Directional lighting, with headcode and rear tail lights. Rear lights can be turned off with a switch on the bottom of the locomotive.
Towards the end of the 1950's British Railways began planning a second generation of diesel locomotives. After investigating several prototypes BR decided to place an order for 20 locomotives during February 1961 with Brush Engineering. The result was the iconic Brush Type 4 Diesel locomotive, a practical, versatile design with a very distinctive cab. Powered with a Sulzer engine, initially rated at 2750hp, and incorporating electrical equipment originally scheduled for the last batch of Class 46 (never built) the locomotive could manage a top speed of 75mph with tractive effort of 55000lb. Work commenced in January 1962 and the first locomotive D1500 appeared in late September the same year with test runs on the LMR and WR. The design was a success and BR went on to order a total of 512 with continuous production through to early 1967 forming the largest single class of main-line diesel locomotives in the UK.
During this time and subsequent years several variations appeared with an increase in speed and tractive effort to 95mph and 62000lb respectively.
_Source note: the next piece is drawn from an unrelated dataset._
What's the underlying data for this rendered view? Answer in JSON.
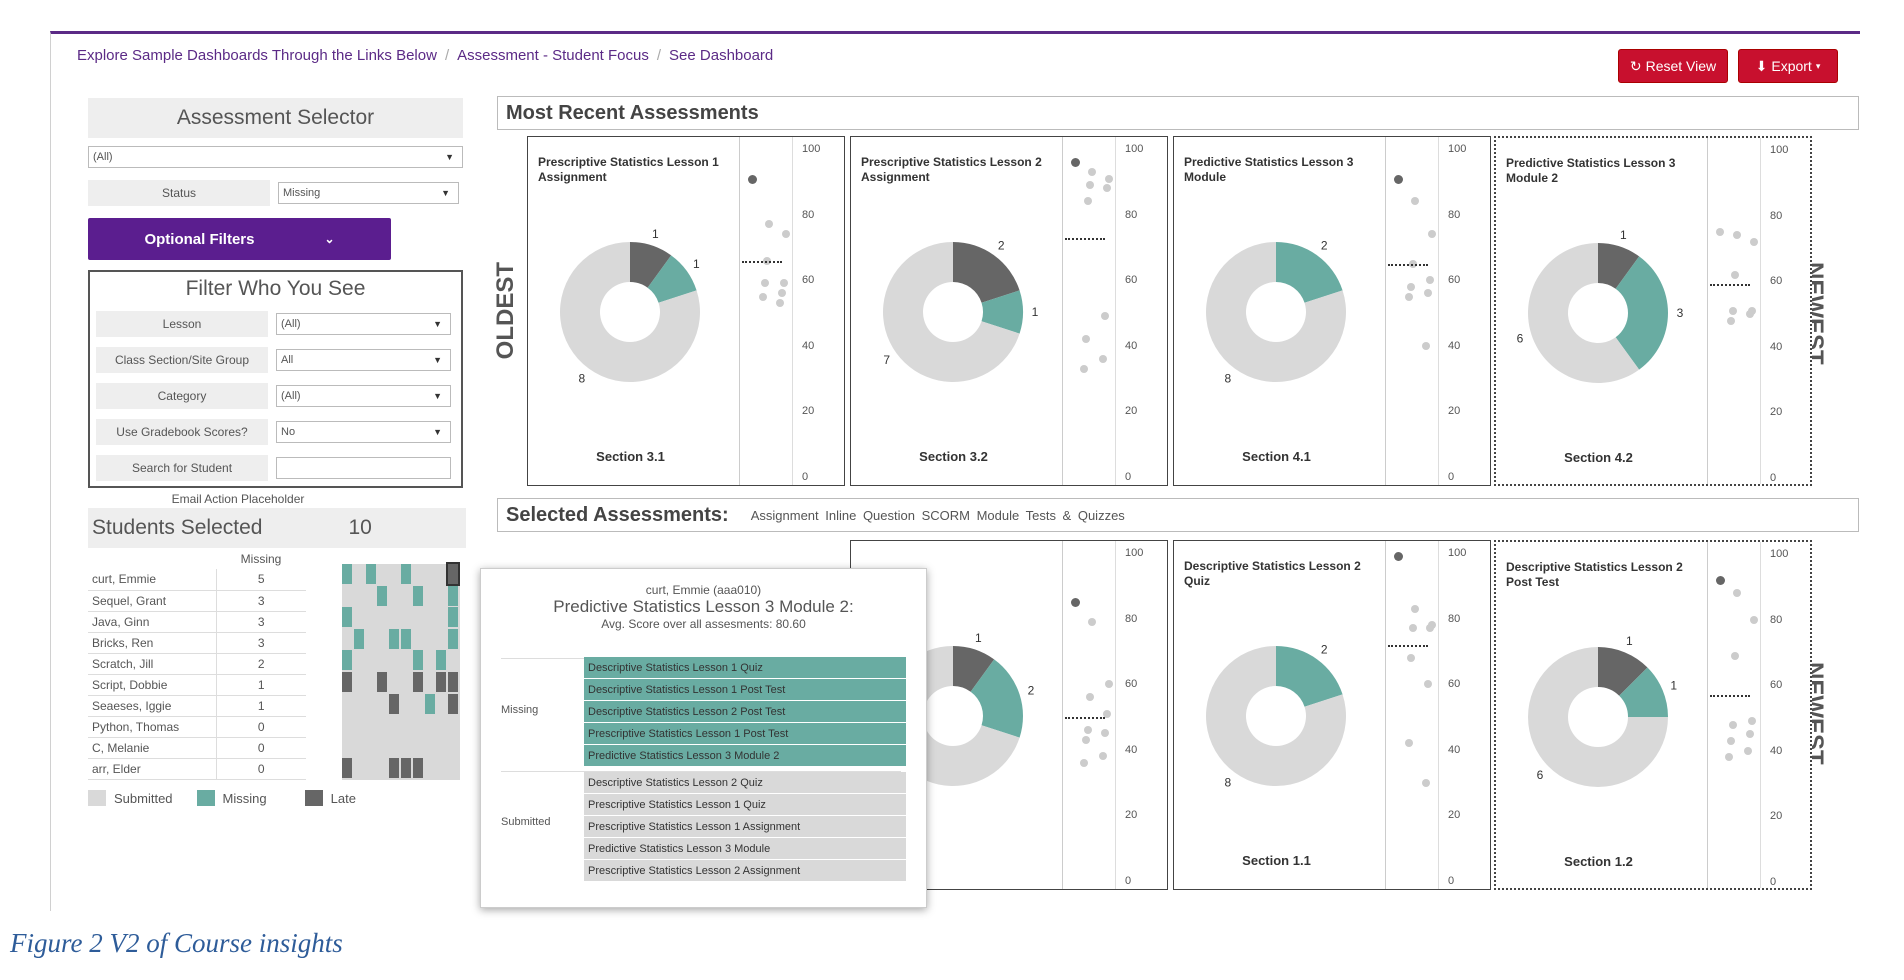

Originally fitted with four character head-codes, these changed to marker lights, with the addition of high intensity lights and roof aerials in the late 1980's. Other variations involved the fitting of different forms of steam heating for early BR coaching stock to be replaced with ETH for use with modern rolling stock. The numbering system started with four figures but changed to five with the introduction of the TOP's coding system which saw the locomotives classified as Class 47 Diesels with variations such as 47/0, 47/2, 47/3, 47/4 and 47/7. By the end of the 1990's, half of the Class 47 fleet had been withdrawn or scrapped, 33 have been converted into Class 57 locomotives and several have been preserved, including the original D1500 now numbered 47401.